Bi-directional Value Learning for Risk-aware Planning Under Uncertainty: Extended Version
This work addresses risk-aware planning for autonomous systems like rovers, but it appears incremental as it builds on existing POMDP frameworks with a novel bi-directional approach.
The paper tackled the problem of decision-making under uncertainty in autonomous systems by proposing a bi-directional value learning method for risk-aware planning in partially observable settings, demonstrating its capabilities in evaluating long-range risk and safety for continuous-space rover navigation problems with long planning horizons.
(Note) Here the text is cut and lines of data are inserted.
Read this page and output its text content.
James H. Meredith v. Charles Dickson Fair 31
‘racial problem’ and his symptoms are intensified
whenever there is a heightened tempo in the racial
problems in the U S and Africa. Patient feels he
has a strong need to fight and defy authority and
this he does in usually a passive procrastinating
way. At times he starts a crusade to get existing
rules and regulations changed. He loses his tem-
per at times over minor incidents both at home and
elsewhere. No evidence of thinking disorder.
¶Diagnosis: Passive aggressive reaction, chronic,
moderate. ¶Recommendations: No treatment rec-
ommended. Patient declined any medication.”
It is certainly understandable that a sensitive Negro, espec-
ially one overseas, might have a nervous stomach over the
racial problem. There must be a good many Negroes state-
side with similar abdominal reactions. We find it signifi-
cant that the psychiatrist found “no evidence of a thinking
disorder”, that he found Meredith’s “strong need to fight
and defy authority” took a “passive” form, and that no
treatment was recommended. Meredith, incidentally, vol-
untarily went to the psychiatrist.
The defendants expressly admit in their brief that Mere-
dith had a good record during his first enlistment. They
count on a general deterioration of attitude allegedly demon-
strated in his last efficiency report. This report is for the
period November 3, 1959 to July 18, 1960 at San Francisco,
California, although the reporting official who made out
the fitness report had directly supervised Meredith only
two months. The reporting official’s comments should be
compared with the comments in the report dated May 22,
Decision-making under uncertainty is a crucial ability for autonomous systems. In its most general form, this problem can be formulated as a Partially Observable Markov Decision Process (POMDP). The solution policy of a POMDP can be implicitly encoded as a value function. In partially observable settings, the value function is typically learned via forward simulation of the system evolution. Focusing on accurate and long-range risk assessment, we propose a novel method, where the value function is learned in different phases via a bi-directional search in belief space. A backward value learning process provides a long-range and risk-aware base policy. A forward value learning process ensures local optimality and updates the policy via forward simulations. We consider a class of scalable and continuous-space rover navigation problems (RNP) to assess the safety, scalability, and optimality of the proposed algorithm. The results demonstrate the capabilities of the proposed algorithm in evaluating long-range risk/safety of the planner while addressing continuous problems with long planning horizons.